Barney Frank, the Democratic chairman of the House Financial Services Committee said committee members would work on the bill Wednesday and said Congress would pass the legislation before it adjourns, currently set for September 26. House Speaker Nancy Pelosi said Congress could stay in session past then, if necessary.
Despite bipartisan support, some conservative Republicans expressed concerns about the cost of the plan to taxpayers.
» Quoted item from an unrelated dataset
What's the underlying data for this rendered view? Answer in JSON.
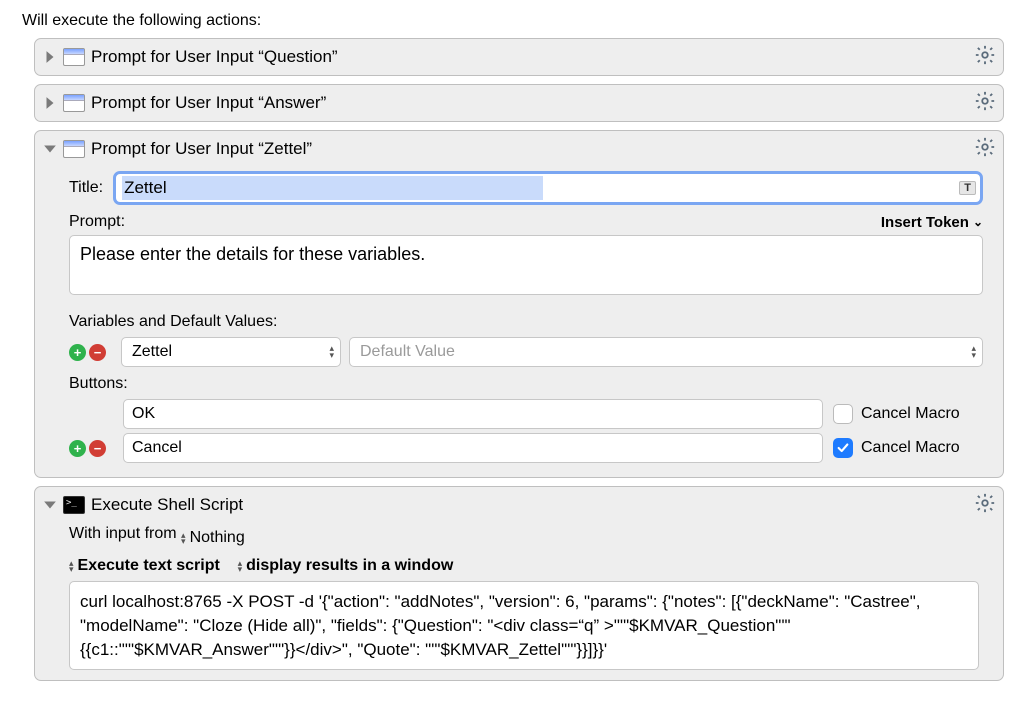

"We realized there's stress, more than discomfort in our financial markets," Shelby said, but "this could be a trillion dollars. The taxpayers can't front everything, can't pay for everything. Some people have got to pay themselves."
The developments followed news of a package of up to $247 billion aimed at money markets from the U.S. Federal Reserve, the European Central Bank, the Swiss National Bank, the Bank of England, the Bank of Canada and the Bank of Japan.
Kirby Daley of brokerage firm Newedge Group warned that while the government measures would calm the market, they did not offer a long-term solution.
"They wanted to stop the bloodletting, and the panic is over for now, but what happens and what investors are now likely to get caught up in is elation that is not due, and a rally that is not sustainable," he told CNN.